Selon lui, le système en place à Laval a eu besoin de la complicité passive de nombreux fonctionnaires, des gens qui n'étaient pas nécessairement malveillants ou qui empochaient des enveloppes brunes, mais « des gens qui ne veulent pas de trouble donc qui n'en créent pas ». « Dans tous les grands scandales, la loi du silence et de la complicité passive ont toujours été là », soutient M. Boisvert avant de souligner que dans une « organisation vraiment corrompue, les gens intègres vont quitter ou se plier aux us et coutumes de l'environnement ».

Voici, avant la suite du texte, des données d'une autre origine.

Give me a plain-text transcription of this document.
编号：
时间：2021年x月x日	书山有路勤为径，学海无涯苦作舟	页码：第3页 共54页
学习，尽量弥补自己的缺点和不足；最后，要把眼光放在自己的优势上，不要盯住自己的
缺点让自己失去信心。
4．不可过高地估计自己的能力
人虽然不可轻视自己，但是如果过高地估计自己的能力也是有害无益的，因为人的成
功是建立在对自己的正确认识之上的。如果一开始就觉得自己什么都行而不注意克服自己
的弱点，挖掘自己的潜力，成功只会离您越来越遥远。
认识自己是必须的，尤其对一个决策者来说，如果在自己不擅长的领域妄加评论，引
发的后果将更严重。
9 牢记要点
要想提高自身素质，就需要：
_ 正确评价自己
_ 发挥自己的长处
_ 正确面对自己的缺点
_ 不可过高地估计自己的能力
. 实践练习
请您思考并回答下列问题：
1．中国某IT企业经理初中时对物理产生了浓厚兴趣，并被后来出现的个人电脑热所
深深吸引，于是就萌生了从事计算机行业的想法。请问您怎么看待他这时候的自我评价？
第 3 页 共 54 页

Ainsi, pour protéger certains développeurs, des éléments ont disparu de certains dossiers d'enquête, le service du greffe a finalisé la vente de terrains municipaux sans en avoir actualisé l'évaluation ou des juristes ont rédigé des règles de surveillance et de contrôle qui ne s'appliquaient pas aux membres du contentieux de la Ville. Les exemples de complaisance, de connivence, de négligence ou de manipulation sont nombreux dans le rapport de M. Boisvert.

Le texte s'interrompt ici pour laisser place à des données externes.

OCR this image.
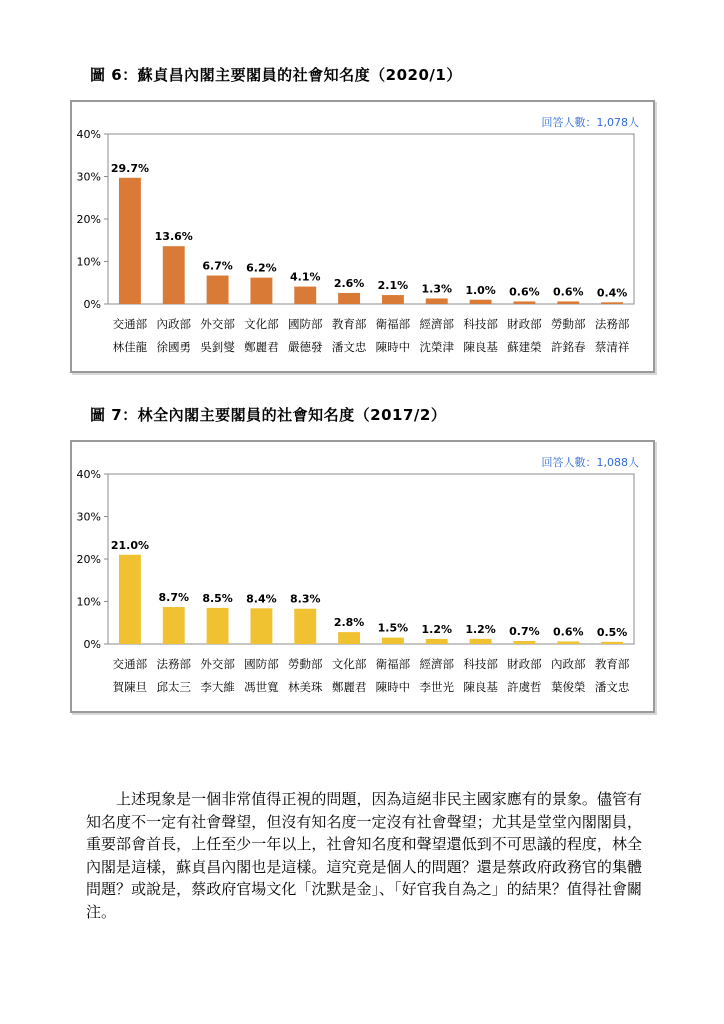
圖 6：蘇貞昌內閣主要閣員的社會知名度（2020/1）
回答人數：1,078人
0%
10%
20%
30%
40%
29.7%
交通部
林佳龍
13.6%
內政部
徐國勇
6.7%
外交部
吳釗燮
6.2%
文化部
鄭麗君
4.1%
國防部
嚴德發
2.6%
教育部
潘文忠
2.1%
衛福部
陳時中
1.3%
經濟部
沈榮津
1.0%
科技部
陳良基
0.6%
財政部
蘇建榮
0.6%
勞動部
許銘春
0.4%
法務部
蔡清祥
圖 7：林全內閣主要閣員的社會知名度（2017/2）
回答人數：1,088人
0%
10%
20%
30%
40%
21.0%
交通部
賀陳旦
8.7%
法務部
邱太三
8.5%
外交部
李大維
8.4%
國防部
馮世寬
8.3%
勞動部
林美珠
2.8%
文化部
鄭麗君
1.5%
衛福部
陳時中
1.2%
經濟部
李世光
1.2%
科技部
陳良基
0.7%
財政部
許虞哲
0.6%
內政部
葉俊榮
0.5%
教育部
潘文忠

上述現象是一個非常值得正視的問題，因為這絕非民主國家應有的景象。儘管有知名度不一定有社會聲望，但沒有知名度一定沒有社會聲望；尤其是堂堂內閣閣員，重要部會首長，上任至少一年以上，社會知名度和聲望還低到不可思議的程度，林全內閣是這樣，蘇貞昌內閣也是這樣。這究竟是個人的問題？還是蔡政府政務官的集體問題？或說是，蔡政府官場文化「沈默是金」、「好官我自為之」的結果？值得社會關注。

Il est également question de pression, de harcèlement et d'intimidation. Et des facteurs de risque qui ont contribué au maintien du système. « Une des stratégies de gestion sous Vaillancourt était l'absence de toute planification. Quand il n'y a pas de plan, tout se négocie à la pièce. Et tout a un prix à la pièce », insiste M. Boisvert.
ABSENCE DE RÈGLES
De la même façon, il fait valoir qu'il ne peut y avoir de transgression des règles ou des normes quand ces règles ou ces normes n'existent pas. De plus, la culture de la gestion d'urgence était très présente. C'est ce qui a permis d'avoir un personnel efficace pour réagir - « on ne leur demandait pas de réfléchir, mais d'agir ». La situation a aussi entraîné des coûts importants dans l'attribution de contrats de dernière minute ; les règles d'appels d'offres ne s'appliquent pas en situation d'urgence.